The office dilemma: who’s inside?
A common mistake in office design is assuming that a card reader at the door gives you a perfect record of who's in the building. It's tempting to treat the swipe log as gospel, but a reader only records the credential presented to it - not the movement of an actual person.
So if your goal is to know exactly who's inside, for fire safety or attendance, a reader on a standard door won't get you there. People are polite: they hold the door for colleagues, and your entry data quietly drifts away from reality. Worse, someone lends their card to a colleague or a visitor, and the log now describes the wrong person entirely.
The only reliable way to know who's inside is to make the act explicit - a turnstile, or a "registration" reader at the entrance that everyone swipes on the way in and out.
From there, hardware should follow function. What suits a corporate office makes little sense in hospitality or education:
- Hotels: A hotel logs the swipe when a guest enters their room, for security. It has no operational reason to record them leaving. In fact many hotels run older “offline” systems that don’t have the facility to easily track any form of usage.
- Offices: Zone-by-zone occupancy might justify a reader on both sides of a door. For most rooms, a push-to-exit button is the better choice - it keeps movement quick and simple.
- Schools and universities: Turnstiles work, but the sheer volume of people can choke the flow at peak times. Registration kiosks, where students check in with a swipe, often serve a campus better.

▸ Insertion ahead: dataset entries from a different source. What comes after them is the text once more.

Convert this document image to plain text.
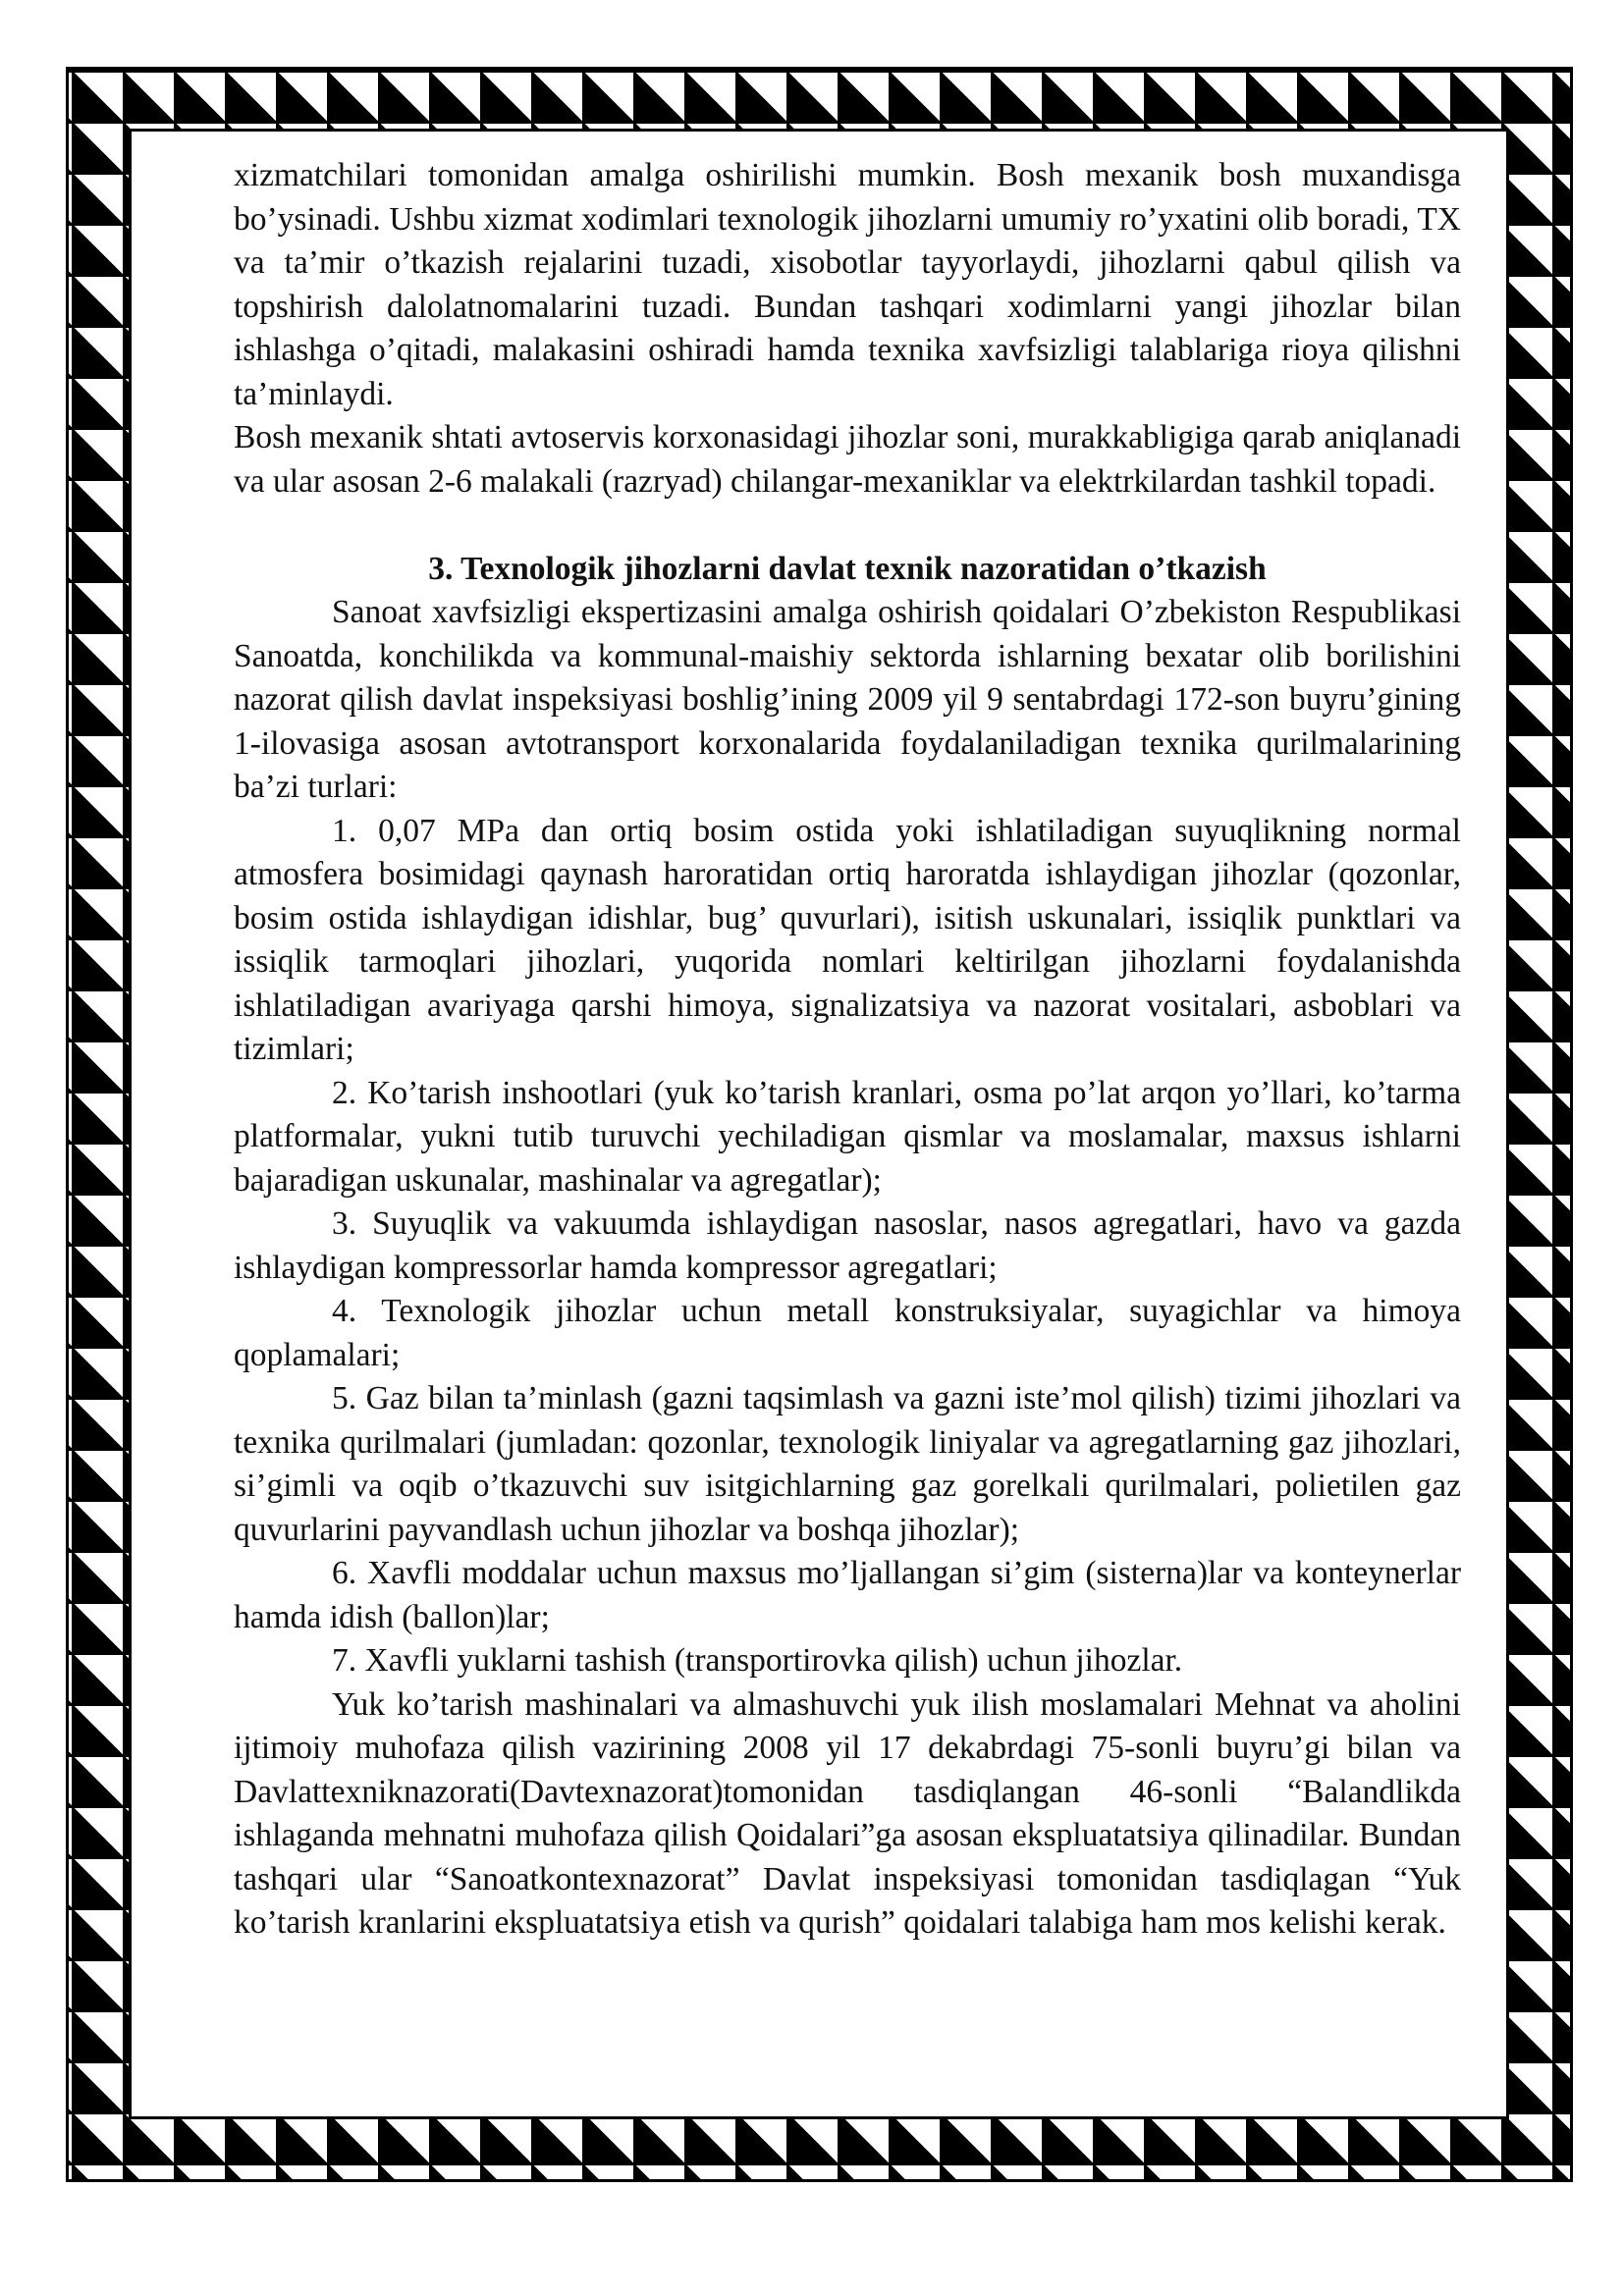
xizmatchilari tomonidan amalga oshirilishi mumkin. Bosh mexanik bosh muxandisga bo’ysinadi. Ushbu xizmat xodimlari texnologik jihozlarni umumiy ro’yxatini olib boradi, TX va ta’mir o’tkazish rejalarini tuzadi, xisobotlar tayyorlaydi, jihozlarni qabul qilish va topshirish dalolatnomalarini tuzadi. Bundan tashqari xodimlarni yangi jihozlar bilan ishlashga o’qitadi, malakasini oshiradi hamda texnika xavfsizligi talablariga rioya qilishni ta’minlaydi.

Bosh mexanik shtati avtoservis korxonasidagi jihozlar soni, murakkabligiga qarab aniqlanadi va ular asosan 2-6 malakali (razryad) chilangar-mexaniklar va elektrkilardan tashkil topadi.

3. Texnologik jihozlarni davlat texnik nazoratidan o’tkazish

Sanoat xavfsizligi ekspertizasini amalga oshirish qoidalari O’zbekiston Respublikasi Sanoatda, konchilikda va kommunal-maishiy sektorda ishlarning bexatar olib borilishini nazorat qilish davlat inspeksiyasi boshlig’ining 2009 yil 9 sentabrdagi 172-son buyru’gining 1-ilovasiga asosan avtotransport korxonalarida foydalaniladigan texnika qurilmalarining ba’zi turlari:

1. 0,07 MPa dan ortiq bosim ostida yoki ishlatiladigan suyuqlikning normal atmosfera bosimidagi qaynash haroratidan ortiq haroratda ishlaydigan jihozlar (qozonlar, bosim ostida ishlaydigan idishlar, bug’ quvurlari), isitish uskunalari, issiqlik punktlari va issiqlik tarmoqlari jihozlari, yuqorida nomlari keltirilgan jihozlarni foydalanishda ishlatiladigan avariyaga qarshi himoya, signalizatsiya va nazorat vositalari, asboblari va tizimlari;

2. Ko’tarish inshootlari (yuk ko’tarish kranlari, osma po’lat arqon yo’llari, ko’tarma platformalar, yukni tutib turuvchi yechiladigan qismlar va moslamalar, maxsus ishlarni bajaradigan uskunalar, mashinalar va agregatlar);

3. Suyuqlik va vakuumda ishlaydigan nasoslar, nasos agregatlari, havo va gazda ishlaydigan kompressorlar hamda kompressor agregatlari;

4. Texnologik jihozlar uchun metall konstruksiyalar, suyagichlar va himoya qoplamalari;

5. Gaz bilan ta’minlash (gazni taqsimlash va gazni iste’mol qilish) tizimi jihozlari va texnika qurilmalari (jumladan: qozonlar, texnologik liniyalar va agregatlarning gaz jihozlari, si’gimli va oqib o’tkazuvchi suv isitgichlarning gaz gorelkali qurilmalari, polietilen gaz quvurlarini payvandlash uchun jihozlar va boshqa jihozlar);

6. Xavfli moddalar uchun maxsus mo’ljallangan si’gim (sisterna)lar va konteynerlar hamda idish (ballon)lar;

7. Xavfli yuklarni tashish (transportirovka qilish) uchun jihozlar.

Yuk ko’tarish mashinalari va almashuvchi yuk ilish moslamalari Mehnat va aholini ijtimoiy muhofaza qilish vazirining 2008 yil 17 dekabrdagi 75-sonli buyru’gi bilan va Davlattexniknazorati(Davtexnazorat)tomonidan tasdiqlangan 46-sonli “Balandlikda ishlaganda mehnatni muhofaza qilish Qoidalari”ga asosan ekspluatatsiya qilinadilar. Bundan tashqari ular “Sanoatkontexnazorat” Davlat inspeksiyasi tomonidan tasdiqlagan “Yuk ko’tarish kranlarini ekspluatatsiya etish va qurish” qoidalari talabiga ham mos kelishi kerak.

Digital passes and the reality of tailgating
More building managers are turning to smartphone wallet passes as credentials, and it's a smart way to cut administrative cost. They also curb card-sharing: people are far less willing to hand over a personal phone than a plastic badge.
But be clear about the limits. A digital pass stops card-sharing; it does nothing to stop someone holding the door open for the person behind them. No software update can patch basic human politeness. If your data strategy depends on zero tailgating, that's a job for physical barriers - not credentials alone.
Don’t forget data privacy obligations
One last point gets routinely overlooked: data collection and legal responsibility move together. The more you collect, the more you're obliged to protect. Every timestamp showing when a named individual passed through a door is personal data you're legally responsible for securing.
So if you don't truly need that data to run your premises or protect your property, the wisest move is not to collect it in the first place. Lean data isn't only better for the people using your building - it's a far safer footing for modern compliance.